Perfluorocarbon-silicone oil exchange is an important technique for minimizing the retinal slippage that can occur with PFO-air exchange during, for example, the repair of giant retinal tears, or after a relaxing retinectomy. When air comes in contact with PFO, it forms a relatively flat interface, displacing aqueous laterally and posteriorly (Figure 1).1 Aqueous is able to dissect the retinal break and flow posteriorly in the subretinal space. Conversely, as SO is instilled, it’s pulled down and spread out over the PFO bubble, displacing aqueous superiorly (and laterally), preventing retinal slippage (Figure 1).1
Figure 1. An air bubble has a fairly flat base when it comes in contact with perfluorocarbon, displacing aqueous laterally and posteriorly. In PFO-air exchange, this posterior trajectory of aqueous can dissect the retinal break and flow in the subretinal space. In PFO-silicone oil exchange, SO is pulled down and spread out over the PFO bubble, forming an interface that expels aqueous laterally and superiorly, thus minimizing retinal slippage. (Concept adapted from Wong D, et al.
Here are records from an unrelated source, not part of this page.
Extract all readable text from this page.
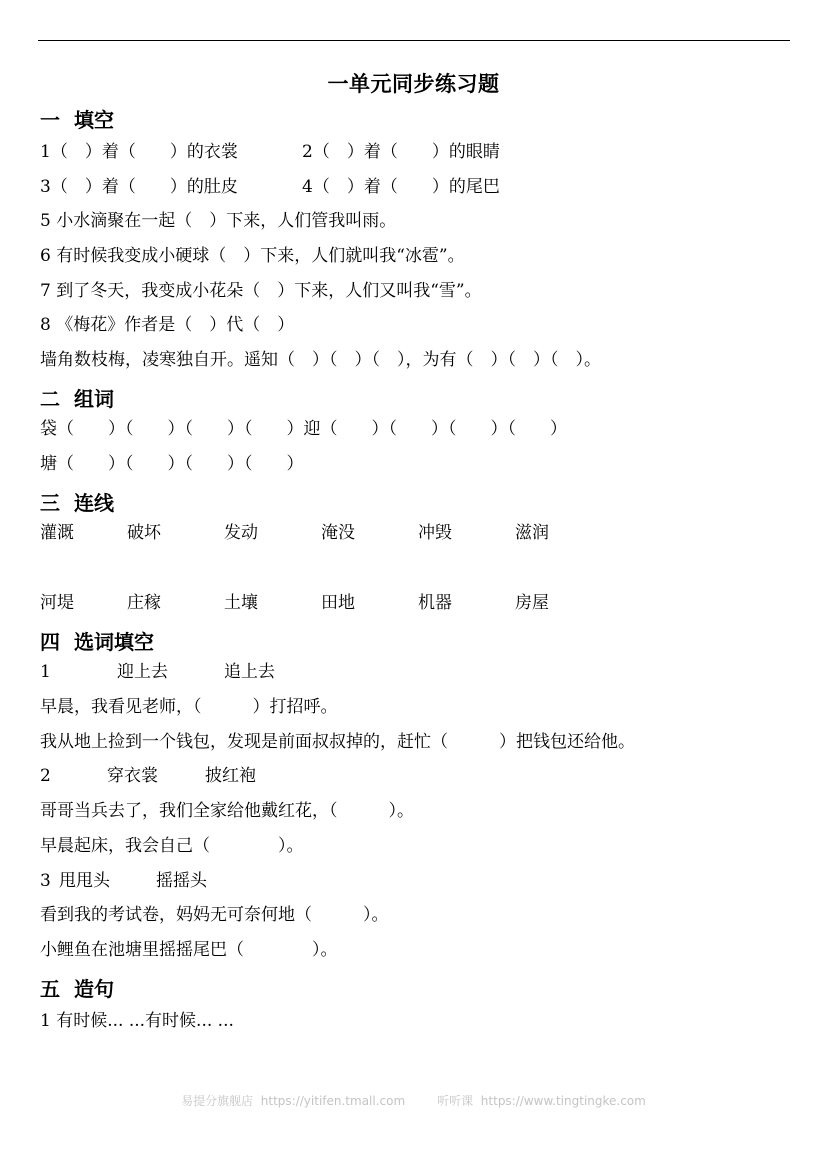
一单元同步练习题
一 填空
1（　）着（　　）的衣裳	2（　）着（　　）的眼睛
3（　）着（　　）的肚皮	4（　）着（　　）的尾巴
5 小水滴聚在一起（　）下来，人们管我叫雨。
6 有时候我变成小硬球（　）下来，人们就叫我“冰雹”。
7 到了冬天，我变成小花朵（　）下来，人们又叫我“雪”。
8 《梅花》作者是（　）代（　）
墙角数枝梅，凌寒独自开。遥知（　）（　）（　），为有（　）（　）（　）。
二 组词
袋（　　）（　　）（　　）（　　）迎（　　）（　　）（　　）（　　）
塘（　　）（　　）（　　）（　　）
三 连线
灌溉	破坏	发动	淹没	冲毁	滋润
河堤	庄稼	土壤	田地	机器	房屋
四 选词填空
1	迎上去	追上去
早晨，我看见老师，（　　　）打招呼。
我从地上捡到一个钱包，发现是前面叔叔掉的，赶忙（　　　）把钱包还给他。
2	穿衣裳	披红袍
哥哥当兵去了，我们全家给他戴红花，（　　　）。
早晨起床，我会自己（　　　　）。
3 甩甩头	摇摇头
看到我的考试卷，妈妈无可奈何地（　　　）。
小鲤鱼在池塘里摇摇尾巴（　　　　）。
五 造句
1 有时候... ...有时候... ...
易提分旗舰店  https://yitifen.tmall.com	听听课  https://www.tingtingke.com
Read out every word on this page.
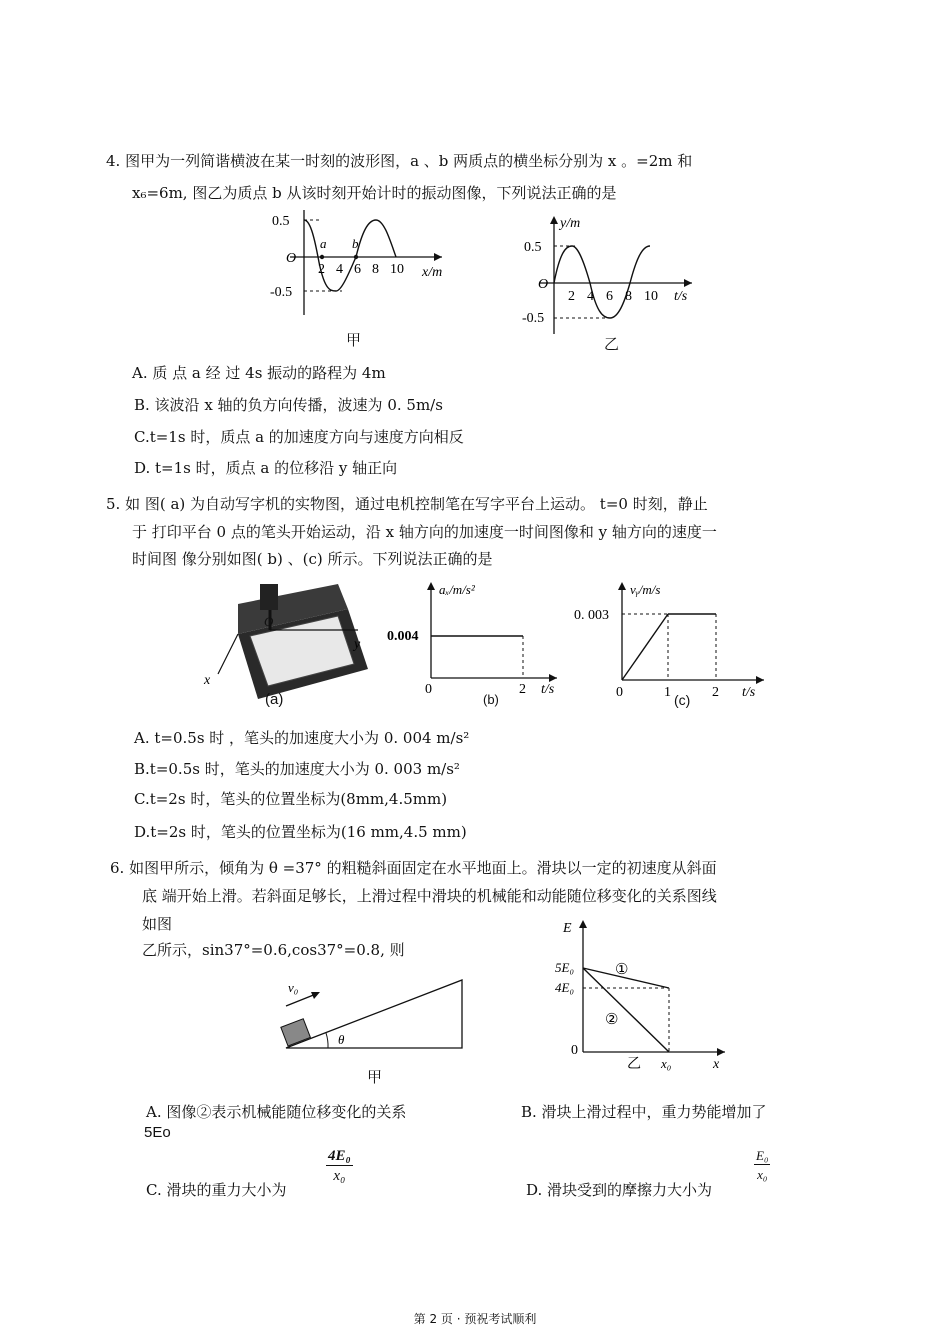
4. 图甲为一列简谐横波在某一时刻的波形图，a 、b 两质点的横坐标分别为 x 。=2m 和
x₆=6m, 图乙为质点 b 从该时刻开始计时的振动图像，下列说法正确的是
0.5
O
-0.5
a b
x/m
2 4 6 8 10
甲
y/m
0.5
O
-0.5
t/s
2 4 6 8 10
乙
A. 质 点 a 经 过 4s 振动的路程为 4m
B. 该波沿 x 轴的负方向传播，波速为 0. 5m/s
C.t=1s 时，质点 a 的加速度方向与速度方向相反
D. t=1s 时，质点 a 的位移沿 y 轴正向
5. 如 图( a) 为自动写字机的实物图，通过电机控制笔在写字平台上运动。 t=0 时刻，静止
于 打印平台 0 点的笔头开始运动，沿 x 轴方向的加速度一时间图像和 y 轴方向的速度一
时间图 像分别如图( b) 、(c) 所示。下列说法正确的是
O
x
y
(a)
aₓ/m/s²
0.004
0	2 t/s
(b)
vᵧ/m/s
0. 003
0	1	2 t/s
(c)
A. t=0.5s 时 ，笔头的加速度大小为 0. 004 m/s²
B.t=0.5s 时，笔头的加速度大小为 0. 003 m/s²
C.t=2s 时，笔头的位置坐标为(8mm,4.5mm)
D.t=2s 时，笔头的位置坐标为(16 mm,4.5 mm)
6. 如图甲所示，倾角为 θ =37° 的粗糙斜面固定在水平地面上。滑块以一定的初速度从斜面
底 端开始上滑。若斜面足够长，上滑过程中滑块的机械能和动能随位移变化的关系图线
如图
乙所示，sin37°=0.6,cos37°=0.8, 则
v₀
θ
甲
E
5E₀
4E₀
0
①
②
乙 x₀	x
A. 图像②表示机械能随位移变化的关系
5Eo
B. 滑块上滑过程中，重力势能增加了
C. 滑块的重力大小为
$\frac{\text{4E₀}}{\text{x₀}}$
D. 滑块受到的摩擦力大小为
$\frac{\text{E₀}}{\text{x₀}}$
第 2 页 · 预祝考试顺利
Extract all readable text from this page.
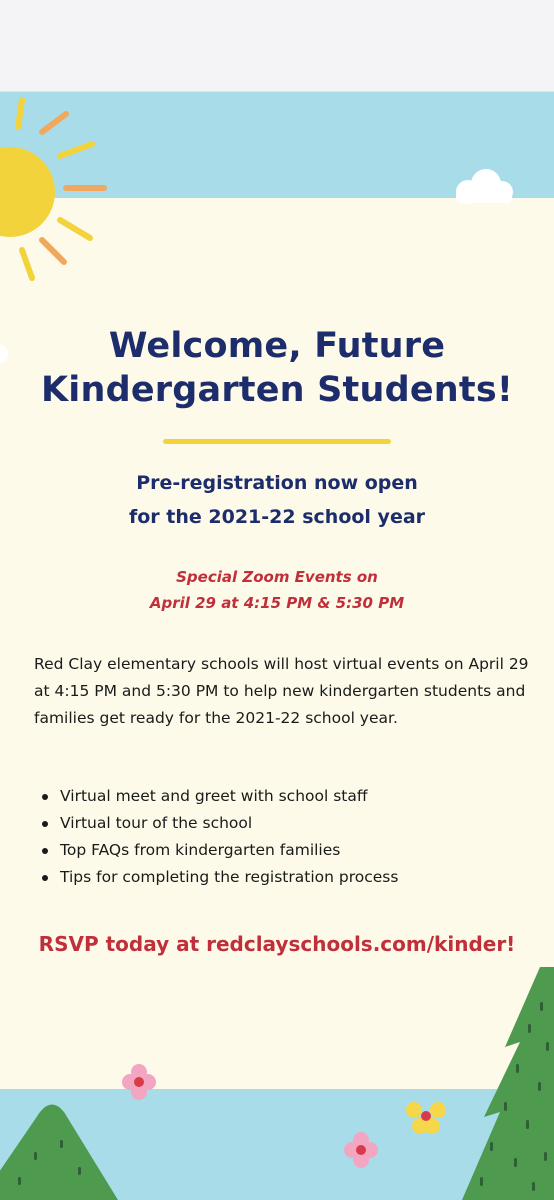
Welcome, Future
Kindergarten Students!
Pre-registration now open
for the 2021-22 school year
Special Zoom Events on
April 29 at 4:15 PM & 5:30 PM

Red Clay elementary schools will host virtual events on April 29 at 4:15 PM and 5:30 PM to help new kindergarten students and families get ready for the 2021-22 school year.

Virtual meet and greet with school staff
Virtual tour of the school
Top FAQs from kindergarten families
Tips for completing the registration process
RSVP today at redclayschools.com/kinder!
Graefe’s Arch Clin Exp Ophthalmol. 1998;236:234-237. Illustrations by Tahsin Khundkar, MD)
|Figure 2. Schematic of the perfluorocarbon-silicone oil exchange. The surgeon holds a light source and a soft-tip backflush cannula that’s left open to air. As SO is injected, the backflush cannula is maintained in the PFO meniscus and PFO is passively expelled.|
PFO-SO exchange can be achieved using a dual-active injection/extrusion mode in the vitrectomy machine.2 Here, we highlight our preferred method of passive PFO-SO exchange, which involves actively injecting SO while passively extruding PFO with a backflush cannula (Figure 2).
Three-port vitrectomy and any necessary steps are performed to flatten the retina. With the vitreous cavity filled with PFO, the infusion line is removed and the SO injector is held in the empty cannula by an assistant. The surgeon actively injects SO with a foot-
pedal-controlled viscous fluid injection while holding the light source in one hand and a soft-tip backflush cannula that’s left open to air in the other.
Alternatively, a chandelier illuminator can be used to free up the surgeon’s hand to hold the SO injector. Active injection of SO is titrated by slowing down, or stopping and waiting, based on the optic nerve perfusion or a tactile estimation of the intraocular pressure.
Initially, the backflush cannula is placed just posterior to the floating SO in order to remove the middle aqueous layer. Next, if there is residual aqueous, the cannula is directed to the edge of the retinal break. Finally, once the SO meniscus passes the posterior edge of the retinal break, the backflush cannula is redirected to the optic nerve to remove the remaining PFO.
Why use passive aspiration?
An advantage of passive aspiration is that the surgeon doesn’t have to change any parameters in the vitrectomy machine or prime infusion tubing. While this is particularly useful in certain cases, such as when trying to prevent dislodgement of a retinal free-flap during closure of a refractory macular hole,3 this technique can be used in any case in which SO is planned.
We encourage you to practice this technique regularly to become familiar with it. RS
1. Wong D, Williams RL, German MJ. Exchange of perfluorodecalin for gas or oil: A model for avoiding slippage. Graefe’s Arch Clin Exp Ophthalmol. 1998;236:234-237.
2. Ahmad KT, Sallam AB, Saad AA, Ellabban AA. Fully automated direct perfluorocarbon liquid-silicone oil exchange. Clin Ophthalmol. 2020;14:4355-4358.
3. Grewal DS, Mahmoud TH. Autologous neurosensory retinal free flap for closure of refractory myopic macular holes. JAMA Ophthalmol. 2016;134:229-230.